I was asked in some comments since I restarted blogging to discuss what I learned while running Google Health at Google. It is a delicate subject because I’ve publicly blogged about a fair amount of what I learned and some of the rest I think is now Google’s business. So, I’ve added a sidebar listing the talks I did give publicly on health while I was still at Google. This is a starting point for learning what I learned while working on health during the last two years.

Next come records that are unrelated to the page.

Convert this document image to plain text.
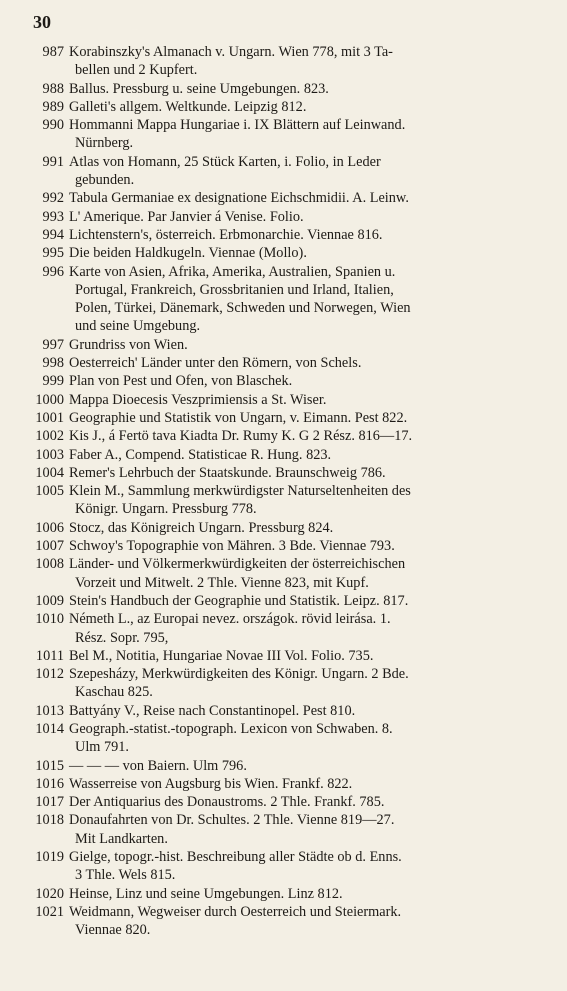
30
987 Korabinszky's Almanach v. Ungarn. Wien 778, mit 3 Ta-
bellen und 2 Kupfert.
988 Ballus. Pressburg u. seine Umgebungen. 823.
989 Galleti's allgem. Weltkunde. Leipzig 812.
990 Hommanni Mappa Hungariae i. IX Blättern auf Leinwand.
Nürnberg.
991 Atlas von Homann, 25 Stück Karten, i. Folio, in Leder
gebunden.
992 Tabula Germaniae ex designatione Eichschmidii. A. Leinw.
993 L' Amerique. Par Janvier á Venise. Folio.
994 Lichtenstern's, österreich. Erbmonarchie. Viennae 816.
995 Die beiden Haldkugeln. Viennae (Mollo).
996 Karte von Asien, Afrika, Amerika, Australien, Spanien u.
Portugal, Frankreich, Grossbritanien und Irland, Italien,
Polen, Türkei, Dänemark, Schweden und Norwegen, Wien
und seine Umgebung.
997 Grundriss von Wien.
998 Oesterreich' Länder unter den Römern, von Schels.
999 Plan von Pest und Ofen, von Blaschek.
1000 Mappa Dioecesis Veszprimiensis a St. Wiser.
1001 Geographie und Statistik von Ungarn, v. Eimann. Pest 822.
1002 Kis J., á Fertö tava Kiadta Dr. Rumy K. G 2 Rész. 816—17.
1003 Faber A., Compend. Statisticae R. Hung. 823.
1004 Remer's Lehrbuch der Staatskunde. Braunschweig 786.
1005 Klein M., Sammlung merkwürdigster Naturseltenheiten des
Königr. Ungarn. Pressburg 778.
1006 Stocz, das Königreich Ungarn. Pressburg 824.
1007 Schwoy's Topographie von Mähren. 3 Bde. Viennae 793.
1008 Länder- und Völkermerkwürdigkeiten der österreichischen
Vorzeit und Mitwelt. 2 Thle. Vienne 823, mit Kupf.
1009 Stein's Handbuch der Geographie und Statistik. Leipz. 817.
1010 Németh L., az Europai nevez. országok. rövid leirása. 1.
Rész. Sopr. 795,
1011 Bel M., Notitia, Hungariae Novae III Vol. Folio. 735.
1012 Szepesházy, Merkwürdigkeiten des Königr. Ungarn. 2 Bde.
Kaschau 825.
1013 Battyány V., Reise nach Constantinopel. Pest 810.
1014 Geograph.-statist.-topograph. Lexicon von Schwaben. 8.
Ulm 791.
1015 — — — von Baiern. Ulm 796.
1016 Wasserreise von Augsburg bis Wien. Frankf. 822.
1017 Der Antiquarius des Donaustroms. 2 Thle. Frankf. 785.
1018 Donaufahrten von Dr. Schultes. 2 Thle. Vienne 819—27.
Mit Landkarten.
1019 Gielge, topogr.-hist. Beschreibung aller Städte ob d. Enns.
3 Thle. Wels 815.
1020 Heinse, Linz und seine Umgebungen. Linz 812.
1021 Weidmann, Wegweiser durch Oesterreich und Steiermark.
Viennae 820.
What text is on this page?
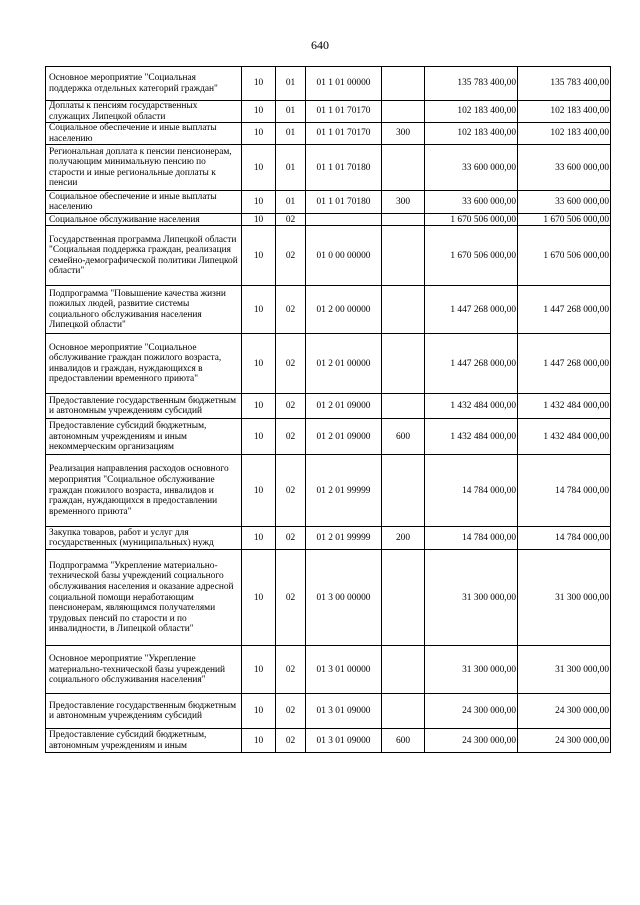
640
Основное мероприятие "Социальная поддержка отдельных категорий граждан"	10	01	01 1 01 00000		135 783 400,00	135 783 400,00
Доплаты к пенсиям государственных служащих Липецкой области	10	01	01 1 01 70170		102 183 400,00	102 183 400,00
Социальное обеспечение и иные выплаты населению	10	01	01 1 01 70170	300	102 183 400,00	102 183 400,00
Региональная доплата к пенсии пенсионерам, получающим минимальную пенсию по старости и иные региональные доплаты к пенсии	10	01	01 1 01 70180		33 600 000,00	33 600 000,00
Социальное обеспечение и иные выплаты населению	10	01	01 1 01 70180	300	33 600 000,00	33 600 000,00
Социальное обслуживание населения	10	02			1 670 506 000,00	1 670 506 000,00
Государственная программа Липецкой области "Социальная поддержка граждан, реализация семейно-демографической политики Липецкой области"	10	02	01 0 00 00000		1 670 506 000,00	1 670 506 000,00
Подпрограмма "Повышение качества жизни пожилых людей, развитие системы социального обслуживания населения Липецкой области"	10	02	01 2 00 00000		1 447 268 000,00	1 447 268 000,00
Основное мероприятие "Социальное обслуживание граждан пожилого возраста, инвалидов и граждан, нуждающихся в предоставлении временного приюта"	10	02	01 2 01 00000		1 447 268 000,00	1 447 268 000,00
Предоставление государственным бюджетным и автономным учреждениям субсидий	10	02	01 2 01 09000		1 432 484 000,00	1 432 484 000,00
Предоставление субсидий бюджетным, автономным учреждениям и иным некоммерческим организациям	10	02	01 2 01 09000	600	1 432 484 000,00	1 432 484 000,00
Реализация направления расходов основного мероприятия "Социальное обслуживание граждан пожилого возраста, инвалидов и граждан, нуждающихся в предоставлении временного приюта"	10	02	01 2 01 99999		14 784 000,00	14 784 000,00
Закупка товаров, работ и услуг для государственных (муниципальных) нужд	10	02	01 2 01 99999	200	14 784 000,00	14 784 000,00
Подпрограмма "Укрепление материально-технической базы учреждений социального обслуживания населения и оказание адресной социальной помощи неработающим пенсионерам, являющимся получателями трудовых пенсий по старости и по инвалидности, в Липецкой области"	10	02	01 3 00 00000		31 300 000,00	31 300 000,00
Основное мероприятие "Укрепление материально-технической базы учреждений социального обслуживания населения"	10	02	01 3 01 00000		31 300 000,00	31 300 000,00
Предоставление государственным бюджетным и автономным учреждениям субсидий	10	02	01 3 01 09000		24 300 000,00	24 300 000,00
Предоставление субсидий бюджетным, автономным учреждениям и иным	10	02	01 3 01 09000	600	24 300 000,00	24 300 000,00
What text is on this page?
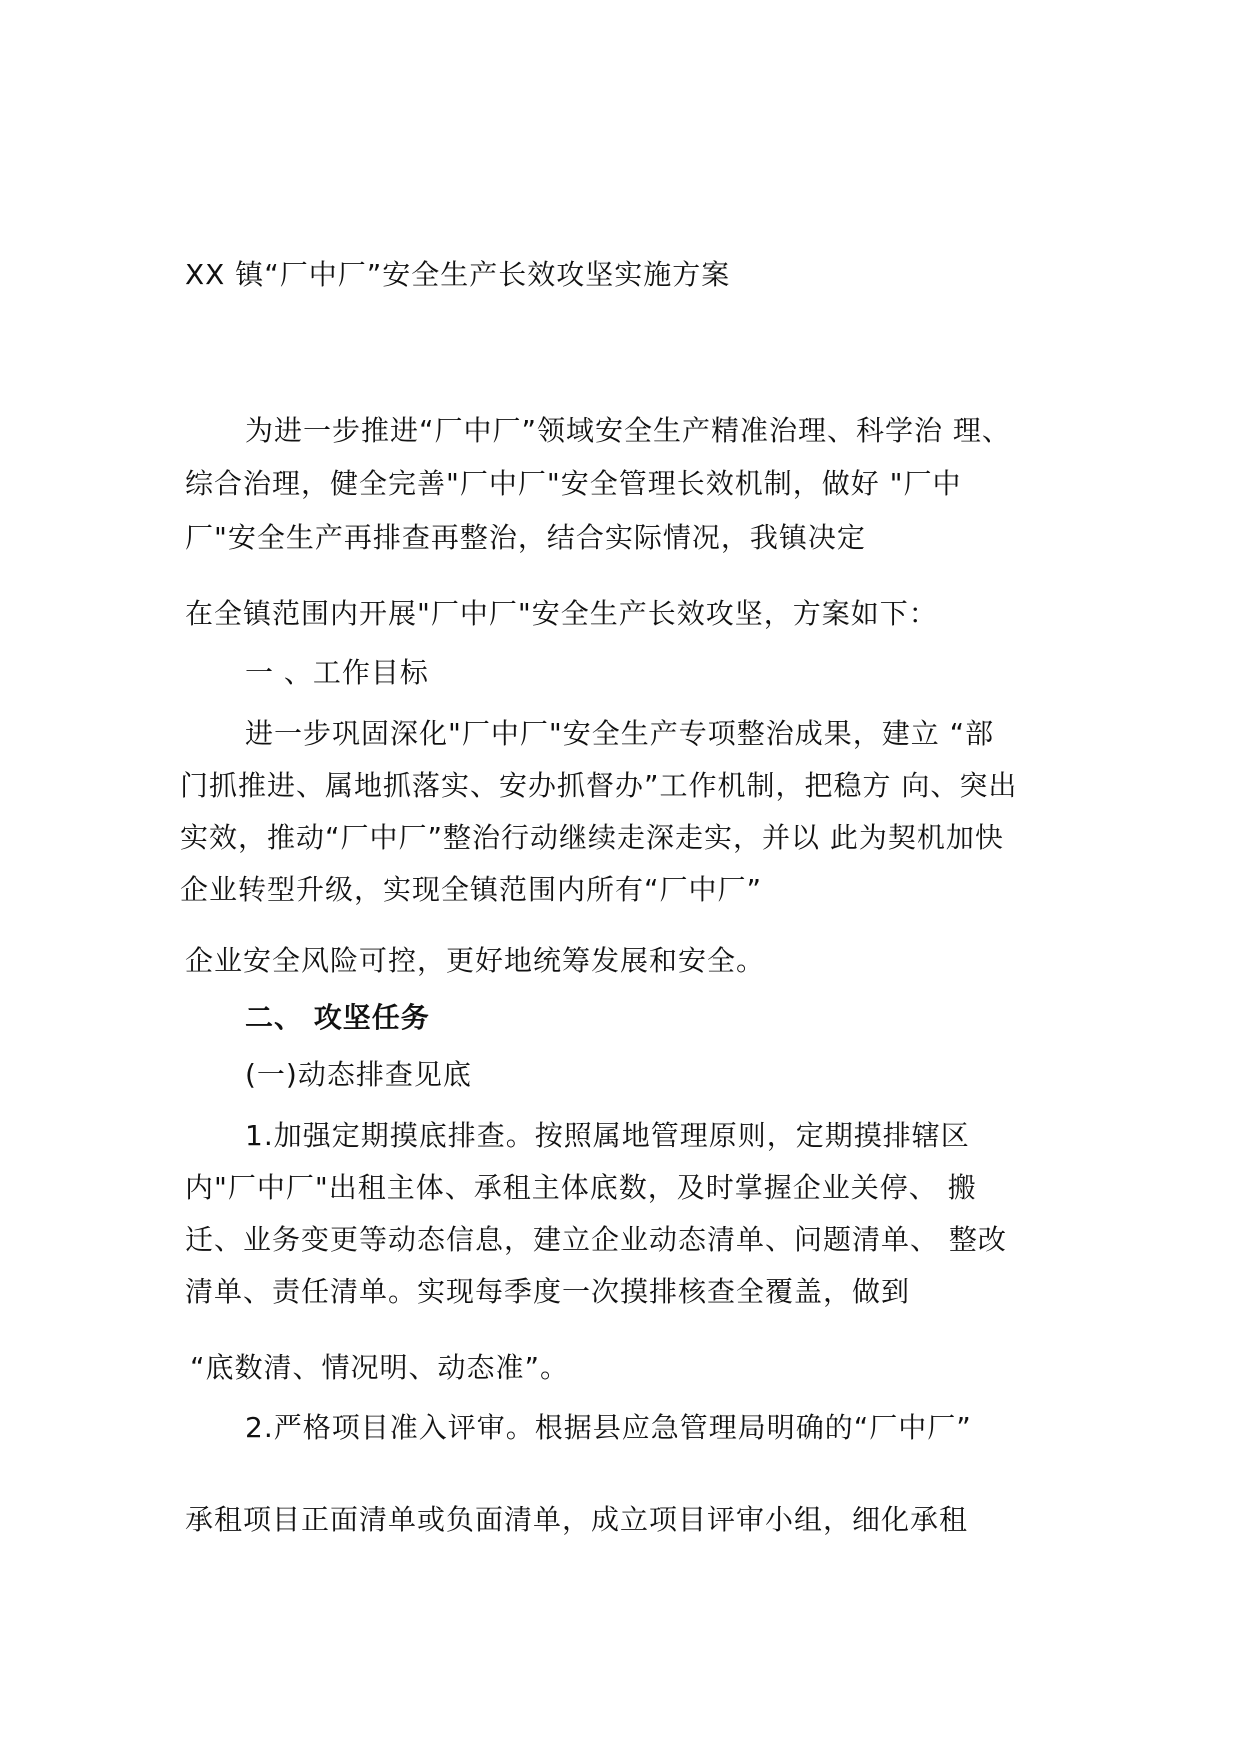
XX 镇“厂中厂”安全生产长效攻坚实施方案
为进一步推进“厂中厂”领域安全生产精准治理、科学治 理、
综合治理，健全完善"厂中厂"安全管理长效机制，做好 "厂中
厂"安全生产再排查再整治，结合实际情况，我镇决定
在全镇范围内开展"厂中厂"安全生产长效攻坚，方案如下：
一 、工作目标
进一步巩固深化"厂中厂"安全生产专项整治成果，建立 “部
门抓推进、属地抓落实、安办抓督办”工作机制，把稳方 向、突出
实效，推动“厂中厂”整治行动继续走深走实，并以 此为契机加快
企业转型升级，实现全镇范围内所有“厂中厂”
企业安全风险可控，更好地统筹发展和安全。
二、 攻坚任务
(一)动态排查见底
1.加强定期摸底排查。按照属地管理原则，定期摸排辖区
内"厂中厂"出租主体、承租主体底数，及时掌握企业关停、 搬
迁、业务变更等动态信息，建立企业动态清单、问题清单、 整改
清单、责任清单。实现每季度一次摸排核查全覆盖，做到
“底数清、情况明、动态准”。
2.严格项目准入评审。根据县应急管理局明确的“厂中厂”
承租项目正面清单或负面清单，成立项目评审小组，细化承租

Lastly, while I was at the conference, Microsoft launched HealthVault. I want to commend Microsoft for launching HealthVault in Beta. The web desperately needs an ATM networks for health records so that we can find and connect to the expertise we need online with our health data as context be it interpreting our labs or warning us about medicine issues or helping us recover from an illness. I read a snarky blog complaining that they were copying Google Health. I don’t see it that way. They launched. They are doing a good thing. Consumers need to be able to take charge or their health data and control it. Not the federal government. Not the hospitals. Not the insurers. Us. Even if Google does launch something similar, competition is a good thing for all of us. That being said I certainly hope that Microsoft follows the principle that our health data is our data for us to control and allows those of us who put data into the health vault to easily take it out of the health vault or copy from it electronically if we so choose and provides an open doorway to those who have programs to help us make sense of our health data. But I bet they will and if so, congratulations to them.